Jika kamu fresh graduate atau belum punya pengalaman formal SRE Tooling, bagian Proyek Pribadi adalah penyelamat. Tunjukkan bahwa kamu bisa membuat tool sungguhan:
- Judul Proyek: "Otomasi Deployment Aplikasi Web Sederhana"
- Detail: "Membuat pipeline CI/CD sederhana (Jenkins) untuk deploy aplikasi containerized (Docker) ke cluster K8s Mini lokal. Script ditulis dalam Go untuk health check otomatis setelah deployment."
- Sertakan Link: Jangan lupa cantumkan link GitHub dari proyek tersebut. Ini bukti nyata skill kamu!
Part 4: Taktik Finishing—Apa yang Dicari Hiring Manager SRE
Hiring Manager untuk posisi SRE Tooling Developer adalah orang yang sangat teknis. Mereka akan langsung melompat ke bagian Technical Skills dan Project/Experience.
Pastikan daftar skill teknis kamu dipisahkan dan terorganisir, bukan hanya daftar panjang:
| Kategori Skill | Tool/Teknologi |
| Programming | Python (Advanced), Go (Intermediate), Bash/Shell |
| Cloud & Container | AWS (EC2, Lambda), Docker, Kubernetes |
| IaC & CI/CD | Terraform, Ansible, Jenkins, Git/GitHub |
| Observability | Prometheus, Grafana, Log Management (Elasticsearch) |
Bonus Tip: Soft Skill yang Penting Banget!
SRE Tooling Developer banyak berinteraksi dengan tim Developer dan Operations.
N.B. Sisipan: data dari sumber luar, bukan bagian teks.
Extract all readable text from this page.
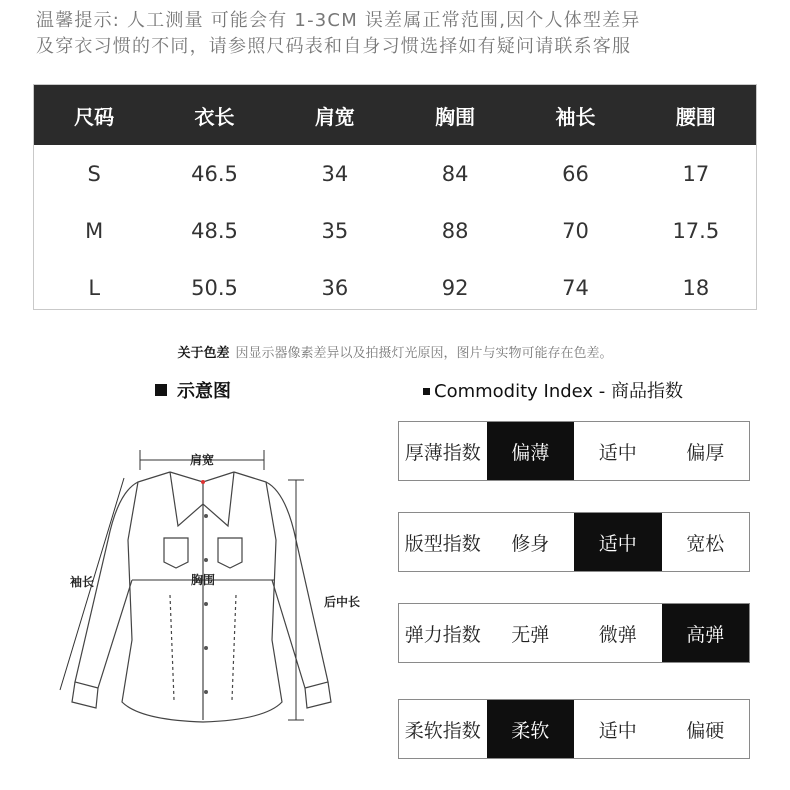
温馨提示: 人工测量 可能会有 1-3CM 误差属正常范围,因个人体型差异
及穿衣习惯的不同，请参照尺码表和自身习惯选择如有疑问请联系客服
尺码	衣长	肩宽	胸围	袖长	腰围
S	46.5	34	84	66	17
M	48.5	35	88	70	17.5
L	50.5	36	92	74	18
关于色差 因显示器像素差异以及拍摄灯光原因，图片与实物可能存在色差。
示意图	Commodity Index - 商品指数
肩宽
胸围
袖长
后中长
厚薄指数	偏薄	适中	偏厚
版型指数	修身	适中	宽松
弹力指数	无弹	微弹	高弹
柔软指数	柔软	适中	偏硬
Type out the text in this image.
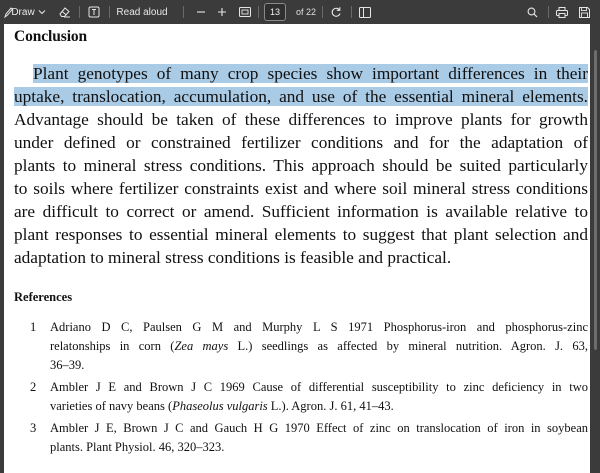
Draw	Read aloud	13	of 22
Conclusion
Plant genotypes of many crop species show important differences in their
uptake, translocation, accumulation, and use of the essential mineral elements.
Advantage should be taken of these differences to improve plants for growth
under defined or constrained fertilizer conditions and for the adaptation of
plants to mineral stress conditions. This approach should be suited particularly
to soils where fertilizer constraints exist and where soil mineral stress conditions
are difficult to correct or amend. Sufficient information is available relative to
plant responses to essential mineral elements to suggest that plant selection and
adaptation to mineral stress conditions is feasible and practical.
References
1 Adriano D C, Paulsen G M and Murphy L S 1971 Phosphorus-iron and phosphorus-zinc
relatonships in corn (Zea mays L.) seedlings as affected by mineral nutrition. Agron. J. 63,
36–39.
2 Ambler J E and Brown J C 1969 Cause of differential susceptibility to zinc deficiency in two
varieties of navy beans (Phaseolus vulgaris L.). Agron. J. 61, 41–43.
3 Ambler J E, Brown J C and Gauch H G 1970 Effect of zinc on translocation of iron in soybean
plants. Plant Physiol. 46, 320–323.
Tunjukkan soft skill ini:
- Komunikasi Jelas: Kemampuan menjelaskan masalah teknis yang rumit (incident post-mortem) kepada non-teknis.
- Memburu Toil: Menunjukkan passion untuk menghilangkan pekerjaan manual yang membosankan (toil reduction).
- Belajar Cepat: Antusiasme terhadap teknologi baru, karena dunia tooling terus berubah.
Penutup
Membuat CV untuk SRE Tooling Developer bukan hanya soal mencantumkan daftar tool yang kamu tahu. Ini soal bagaimana kamu menjual cerita bahwa kamu adalah orang yang bisa mengubah masalah operasional yang manual menjadi solusi otomasi yang cepat dan andal.
Dengan menerapkan taktik Keyword Ninja, membuat Ringkasan Profil yang menggoda, dan fokus pada Prestasi yang Terukur (ada angka!), CV-mu dijamin akan Auto-Dilirik HRD dan membuat langkahmu menuju kursi SRE Tooling Developer kece badai semakin lebar.